Em 2003, Lula teve a sabedoria de não fazer marolas na economia e atuou de forma consistente em relação a esses dois pontos: manteve a Lei do Petróleo e as rodadas anuais de licitação do setor e não voltou atrás na Previdência. Aos poucos, porém, as mudanças políticas e a fragilidade da oposição levaram aqueles setores a voltar à carga.

Em 2010, eles conseguiram sua primeira grande “vitória”, com a aprovação do novo marco regulatório do petróleo, no contexto das descobertas do pré-sal. A vitória se revelou um desastre, causado pelos ideólogos que escreveram em 1995 que o fim do monopólio iria “destruir” a Petrobras. O setor, que até então vinha “bombando”, parou em termos de novos investimentos. As rodadas deixaram de ser feitas, a superfície da área sob concessão encolheu e, com o tempo, a própria produção chegou a cair. Para pior, no dia em que os leilões forem retomados, a exigência de que a Petrobras entre com 30 % dos recursos nos novos investimentos ameaça se transformar em um pesadelo financeiro para a empresa. Todos sabem que o Governo se arrepende dessa medida, mas não sabe como fazer para dar “meia volta, volver” sem passar recibo.

Agora, o script se repete e, no marco da reaproximação do Governo com os sindicalistas que pouco freqüentaram o Planalto depois de 2010, anuncia-se uma pauta que incluiria o “fim do fator previdenciário”. Espero que seja uma interpretação de um jornalista desavisado. Custo a acreditar que a presidente Dilma cometeria esse equívoco, que faria as perspectivas fiscais não exatamente róseas relacionadas às tendências demográficas adentrar no terreno sombrio dos “50 tons de cinza” dos déficits — agravados — da Previdência Social.

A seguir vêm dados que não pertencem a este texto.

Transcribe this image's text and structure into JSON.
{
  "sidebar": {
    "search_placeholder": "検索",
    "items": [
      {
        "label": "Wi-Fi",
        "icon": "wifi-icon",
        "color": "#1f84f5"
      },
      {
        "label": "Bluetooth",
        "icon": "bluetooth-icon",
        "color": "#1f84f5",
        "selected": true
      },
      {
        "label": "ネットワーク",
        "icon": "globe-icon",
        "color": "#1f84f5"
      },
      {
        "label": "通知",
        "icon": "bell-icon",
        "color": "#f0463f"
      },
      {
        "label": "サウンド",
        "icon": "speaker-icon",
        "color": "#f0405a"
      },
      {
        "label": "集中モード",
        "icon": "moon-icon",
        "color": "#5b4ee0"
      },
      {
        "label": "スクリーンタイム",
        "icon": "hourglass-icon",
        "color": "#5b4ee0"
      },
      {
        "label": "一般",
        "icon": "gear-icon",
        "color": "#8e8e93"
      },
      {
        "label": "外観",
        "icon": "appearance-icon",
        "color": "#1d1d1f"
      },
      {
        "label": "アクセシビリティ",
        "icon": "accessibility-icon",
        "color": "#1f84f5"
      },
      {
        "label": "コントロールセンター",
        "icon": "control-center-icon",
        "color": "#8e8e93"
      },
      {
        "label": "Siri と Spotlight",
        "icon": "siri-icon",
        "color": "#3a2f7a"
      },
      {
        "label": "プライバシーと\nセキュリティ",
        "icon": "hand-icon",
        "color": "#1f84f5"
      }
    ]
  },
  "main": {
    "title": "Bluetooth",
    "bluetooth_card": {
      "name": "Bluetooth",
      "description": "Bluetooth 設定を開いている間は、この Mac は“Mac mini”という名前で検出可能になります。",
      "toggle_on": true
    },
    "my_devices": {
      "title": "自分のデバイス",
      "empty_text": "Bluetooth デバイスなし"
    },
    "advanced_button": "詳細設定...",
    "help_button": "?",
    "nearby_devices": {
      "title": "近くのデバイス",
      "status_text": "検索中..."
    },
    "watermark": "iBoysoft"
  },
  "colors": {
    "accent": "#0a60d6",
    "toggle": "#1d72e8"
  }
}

Há várias décadas, Fernando Pessoa, incursionando no terreno da análise econômica, em outro contexto, escreveu que “legisla-se em favor do empregado contra o comerciante e o industrial e supõe-se que sobre esse mesmo empregado não recairão nunca os efeitos dessa legislação. Limita-se a produção com restrições. Quando, depois, a produção baixa e a estrutura social inteira se sente variadamente disso, olha-se para essas consequências como para um ciclone ou um terremoto, uma coisa vinda de fora e inteiramente imprevisível” (“A economia em Pessoa”, Ed. Reler). O país já fez uma besteira maiúscula mudando as regras de exploração do petróleo em 2010. Evitemos agora um novo “tiro no pé”. Caso contrário, se o fator previdenciário acabar, não nos queixemos das consequências que virão.